Vous avez un pouvoir, une star que les gens écoutent

J’ai essayé, aux dernières élections municipales, quand j’ai commencé à être connu. C’était à Jérusalem. Pour éviter que la ville ne devienne plus religieuse et extrémiste. Ça a marché. Pas uniquement grâce à nous, bien sûr. Mais rien n’a changé. Je crois en la politique, pas dans les politiciens. Je ne suis pas Bob Marley ni Bob Dylan. Ou Rage Against The Machine. Je n’écris pas sur des sujets politiques. J’estime que je n’ai pas le droit en tant qu’artiste d’imposer mes opinions politiques à mon audience. Quand vous allez acheter quelque chose dans un magasin, vous ne vous attendez pas que le vendeur commence à vous donner son avis sur la situation politique.

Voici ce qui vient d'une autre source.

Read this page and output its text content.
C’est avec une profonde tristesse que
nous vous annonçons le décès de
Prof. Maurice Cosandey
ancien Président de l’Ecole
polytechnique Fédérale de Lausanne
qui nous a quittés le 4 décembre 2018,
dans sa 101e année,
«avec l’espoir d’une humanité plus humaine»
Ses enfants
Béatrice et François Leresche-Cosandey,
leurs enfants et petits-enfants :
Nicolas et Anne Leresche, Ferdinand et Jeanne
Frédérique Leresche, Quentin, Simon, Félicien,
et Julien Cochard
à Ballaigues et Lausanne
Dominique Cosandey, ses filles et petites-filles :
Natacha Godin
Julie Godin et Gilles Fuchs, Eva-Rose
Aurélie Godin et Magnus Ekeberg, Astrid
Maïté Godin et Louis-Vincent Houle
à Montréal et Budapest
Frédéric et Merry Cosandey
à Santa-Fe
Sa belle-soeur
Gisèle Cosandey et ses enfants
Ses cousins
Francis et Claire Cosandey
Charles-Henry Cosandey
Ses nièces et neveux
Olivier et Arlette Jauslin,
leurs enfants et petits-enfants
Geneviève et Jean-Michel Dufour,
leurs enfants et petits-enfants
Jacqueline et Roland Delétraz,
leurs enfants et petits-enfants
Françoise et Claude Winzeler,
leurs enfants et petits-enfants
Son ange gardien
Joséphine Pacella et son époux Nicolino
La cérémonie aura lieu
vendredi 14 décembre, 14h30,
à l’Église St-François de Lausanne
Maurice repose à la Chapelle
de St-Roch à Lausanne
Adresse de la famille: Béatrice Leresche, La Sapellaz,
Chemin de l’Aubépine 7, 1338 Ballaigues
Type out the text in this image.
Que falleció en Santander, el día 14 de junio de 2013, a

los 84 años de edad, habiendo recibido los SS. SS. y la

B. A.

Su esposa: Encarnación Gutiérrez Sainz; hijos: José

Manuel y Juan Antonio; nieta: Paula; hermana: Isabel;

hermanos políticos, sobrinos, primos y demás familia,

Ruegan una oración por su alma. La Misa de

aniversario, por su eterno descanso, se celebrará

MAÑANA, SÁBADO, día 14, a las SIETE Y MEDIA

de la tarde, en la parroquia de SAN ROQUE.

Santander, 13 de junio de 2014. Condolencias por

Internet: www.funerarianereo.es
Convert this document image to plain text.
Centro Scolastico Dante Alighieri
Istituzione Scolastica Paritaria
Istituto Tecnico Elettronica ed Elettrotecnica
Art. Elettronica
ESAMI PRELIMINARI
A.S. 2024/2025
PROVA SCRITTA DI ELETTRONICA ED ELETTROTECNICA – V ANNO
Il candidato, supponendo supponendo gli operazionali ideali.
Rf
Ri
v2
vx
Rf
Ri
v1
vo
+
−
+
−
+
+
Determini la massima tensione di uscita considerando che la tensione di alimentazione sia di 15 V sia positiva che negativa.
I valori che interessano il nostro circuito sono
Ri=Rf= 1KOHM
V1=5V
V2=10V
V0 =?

Vous êtes dans une situation étrange, très connu grâce à un remix d’une vieille chanson…

Oui. C’est une situation ambivalente. Je suis content du succès du remix qui m’a fait connaître. Et permettra à mon nouveau matériel de se faire connaître. J’espère traduire ce succès aujourd’hui avec les nouvelles chansons.